On nightly: declaring the valid range directly

As of Rust 1.95 (May 2026), there is no stable way to tell the compiler “this u32 only holds values 0..=0x7FFF_FFFF.”

But internally, the standard library does exactly that for its own types using the attributes rustc_layout_scalar_valid_range_start and rustc_layout_scalar_valid_range_end.

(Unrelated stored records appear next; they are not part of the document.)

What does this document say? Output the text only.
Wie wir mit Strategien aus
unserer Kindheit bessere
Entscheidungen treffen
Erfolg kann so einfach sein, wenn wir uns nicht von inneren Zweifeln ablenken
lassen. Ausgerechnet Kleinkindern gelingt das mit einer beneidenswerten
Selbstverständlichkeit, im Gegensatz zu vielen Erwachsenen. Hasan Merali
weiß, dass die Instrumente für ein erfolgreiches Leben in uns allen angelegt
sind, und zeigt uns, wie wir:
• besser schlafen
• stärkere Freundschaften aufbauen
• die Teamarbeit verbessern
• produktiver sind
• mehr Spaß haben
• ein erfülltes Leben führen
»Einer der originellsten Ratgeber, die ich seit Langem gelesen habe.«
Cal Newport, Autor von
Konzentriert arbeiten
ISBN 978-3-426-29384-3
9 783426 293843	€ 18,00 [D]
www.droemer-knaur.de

Oh wait – while I was writing this post, this exact feature got replaced!

On nightly: Pattern types

While researching this, I came across this issue where Oli proposes using a “pattern types” feature. So it seems there is new way of doing this! While reading through the tracking issue and Zulip channel , I found this pre-RFC document (last updated in 2024 but discussed further in 2025). What is in the standard library right now on nightly is a pattern_type! macro. Rust PR 136006 has some usage of this so I could put this together:

#![feature(pattern_types)]
#![feature(pattern_type_macro)]

pub struct Pos(pattern_type!(i32 is 0..=i32::MAX));

impl Pos {
    pub const fn new(value: i32) -> Option<Self> {
        if value < 0 {
            None
        } else {
            // SAFETY: values >=0 fit in pattern
            Some(Self(unsafe { std::mem::transmute(value) }))
        }
    }

    pub const fn get(self) -> i32 {
        // SAFETY: self.0 is subset of i32
        unsafe { std::mem::transmute(self.0) }
    }
}

You can play with the code here.

For now, transmute from the underlying type is the only way to construct the pattern type. On Zulip, Oli also recommended using inclusive ranges.

Conclusion

I’m not using any of these nightly features in the real code yet, but I’m glad to see momentum in this space. It’s a feature I’ve wanted in a few places already. Other use cases for patterns type are an “inline length” type, removing a workaround like the one SmolStr uses here , or types that have sentinels by specification, like INT8 in BAM files which actuallys is -120..=127.